Each of the region-local mirror hosts exposes a limited reverse HTTP proxy on port 8080. These proxies run within the same Apache setup as used to expose AFS mirror contents. mod_cache is used to expose a white-listed set of resources (currently just RDO).

Currently they will cache data for up to 24 hours (Apache default) with pruning performed by htcacheclean once an hour to keep the cache size at or under 2GB of disk space.

The reverse proxy is provided because there are some hosted resources that are not currently able to be practically mirrored. Examples of this include RDO (rsync from RDO is slow and they update frequently) and docker images (which require specialized software to run a docker registry and then sorting out how to run that on a shared filesystem).

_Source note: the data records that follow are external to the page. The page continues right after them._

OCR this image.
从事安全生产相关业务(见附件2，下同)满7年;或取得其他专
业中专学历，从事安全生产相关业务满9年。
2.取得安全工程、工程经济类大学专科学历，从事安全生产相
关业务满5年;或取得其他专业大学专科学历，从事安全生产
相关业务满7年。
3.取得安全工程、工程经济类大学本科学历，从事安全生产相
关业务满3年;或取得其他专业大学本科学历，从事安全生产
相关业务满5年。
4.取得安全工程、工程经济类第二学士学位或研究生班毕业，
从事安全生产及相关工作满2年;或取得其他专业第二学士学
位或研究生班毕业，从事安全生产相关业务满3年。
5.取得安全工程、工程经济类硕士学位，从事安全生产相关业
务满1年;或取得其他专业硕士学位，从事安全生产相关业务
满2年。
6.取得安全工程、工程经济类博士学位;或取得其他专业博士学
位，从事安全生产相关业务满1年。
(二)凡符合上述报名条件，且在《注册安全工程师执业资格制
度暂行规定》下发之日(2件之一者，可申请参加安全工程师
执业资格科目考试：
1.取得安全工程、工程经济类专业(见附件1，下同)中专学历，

Apache was chosen because we already had configuration management in place for Apache on these hosts. This avoids management overheads of a completely new service deployment such as Squid or a caching docker registry daemon.

No Outage Server Maintenance

afsdb0X.openstack.org

We have redundant AFS DB servers. You can take one down without causing a service outage as long as the other remains up. To do this safely:

root@afsdb01:~# bos shutdown afsdb01.openstack.org -wait -localauth
root@afsdb01:~# bos status afsdb01.openstack.org -localauth
Instance ptserver, temporarily disabled, currently shutdown.
Instance vlserver, temporarily disabled, currently shutdown.

Then perform your maintenance on afsdb01. When done a reboot will automatically restart the bos service or you can manually restart the openafs-fileserver service:

root@afsdb01:~# service openafs-fileserver start

Finally check that the service is back up and running:

root@afsdb01:~# bos status afsdb01.openstack.org -localauth
Instance ptserver, currently running normally.
Instance vlserver, currently running normally.

Now you can repeat the process against afsdb02.

afs0X.openstack.org

Taking down the actual fileservers is slightly more complicated but works similarly. Basically what we need to do is make sure that either no one needs the RW volumes hosted by a fileserver before taking it down or move the RW volume to another fileserver.

To ensure nothing needs the RW volumes you can hold the various file locks on hosts that publish to AFS and/or remove cron entries that perform vos releases or volume writes.

If instead you need to move the RW volume first step is checking where the volumes live:

root@afsdb01:~# vos listvldb -localauth
VLDB entries for all servers

mirror
    RWrite: 536870934     ROnly: 536870935
    number of sites -> 3
       server afs01.dfw.openstack.org partition /vicepa RW Site
       server afs01.dfw.openstack.org partition /vicepa RO Site
       server afs01.ord.openstack.org partition /vicepa RO Site

We see that if we want to allow write to the mirror volume and take down afs01.dfw.openstack.org we will have to move the volume to one of the other servers:

root@afsdb01:~# screen # use screen as this may take quite some time.
root@afsdb01:~# vos move -id mirror -toserver afs01.ord.openstack.org -topartition vicepa -fromserver afs01.dfw.openstack.org -frompartition vicepa -localauth

When that is done (use listvldb command above to check) it is now safe to take down afs01.dfw.openstack.org while having writers to the mirror volume. We use the same process as for the db server:

root@afsdb01:~# bos shutdown afs01.dfw.openstack.org -localauth
root@afsdb01:~# bos status afsdb01.dfw.openstack.org -localauth
Auxiliary status is: file server shut down.

Perform maintenance, then restart as above and check the status again:

root@afsdb01:~# bos status afsdb01.dfw.openstack.org -localauth
Auxiliary status is: file server running.